Prosecutors say that beginning in 1994, Rosales wove a story about these never-before-seen works, telling both gallery owners that the owner of the paintings had inherited the works from his father and insisted on remaining anonymous.

The FBI said unsuspected buyers paid up to $17 million for some canvases said to have been created by modernist painters such as Jackson Pollock, Willem de Kooning, Mark Rothko, Franz Kline, Barnett Newman and Robert Motherwell. The sale of the 63 fake paintings generated almost $80 million for the two galleries. The Knoedler gallery had sold a “de Kooning” work for $4 million, a “Rothko” for $8.3 million and a “Pollock” for $17 million.

The paintings were created by the 73-year old Qian, who was paid by his co-conspirators from a few hundred dollars up to $5,000 per piece to create the 63 counterfeit masterpieces.

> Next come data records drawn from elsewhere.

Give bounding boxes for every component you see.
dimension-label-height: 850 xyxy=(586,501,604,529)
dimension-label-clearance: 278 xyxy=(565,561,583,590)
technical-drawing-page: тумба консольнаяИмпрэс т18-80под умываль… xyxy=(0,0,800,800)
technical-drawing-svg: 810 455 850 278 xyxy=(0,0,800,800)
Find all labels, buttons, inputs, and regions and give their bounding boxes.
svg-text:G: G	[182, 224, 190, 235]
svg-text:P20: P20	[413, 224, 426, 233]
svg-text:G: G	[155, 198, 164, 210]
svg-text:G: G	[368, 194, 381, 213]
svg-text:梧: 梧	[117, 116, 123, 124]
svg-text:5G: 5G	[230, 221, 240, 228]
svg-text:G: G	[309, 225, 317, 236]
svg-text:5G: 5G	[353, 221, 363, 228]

Qian had produced the fakes in a totally deceptive artistic flair out of his two-stall garage studio in Queens over a period of 15 years. He used an elaborate array of methods to produce the worthless art: dripping tea bags over the canvases to give them an aged appearance, exposing them to the outdoors in order to make them appear older than they were, and in some instances using heat and other weather conditions to alter the texture of the canvas or papers.

“I am as shocked as everybody, more shocked, as I am the central victim,” Freedman, the 67-year-old gallerist, told New York Magazine. She was so convinced of Rosales’ tales that Freedman herself purchased three of the fake paintings.

“I was a believer. Not to be stubborn, but I lived with three of those paintings,” she said. “I lived with them, and in the context of my personal collection.”

Freedman continues as an art dealer despite the scrutiny of the art scam.

She recently opened her own art gallery, FreedmanArt, on East 73 Street, in Manhattan.

The Bergantinos Diaz brothers face more than 20 years in prison each on the various charges facing them. Mainly because of the poor government relations between the two countries, it’s possible Qian will never be returned to the United States.

The FBI says the investigation is ongoing and refused to say whether agents believe there are more fake paintings in the marketplace. An FBI spokesman in the New York City field office declined to elaborate to AntiqueWeek.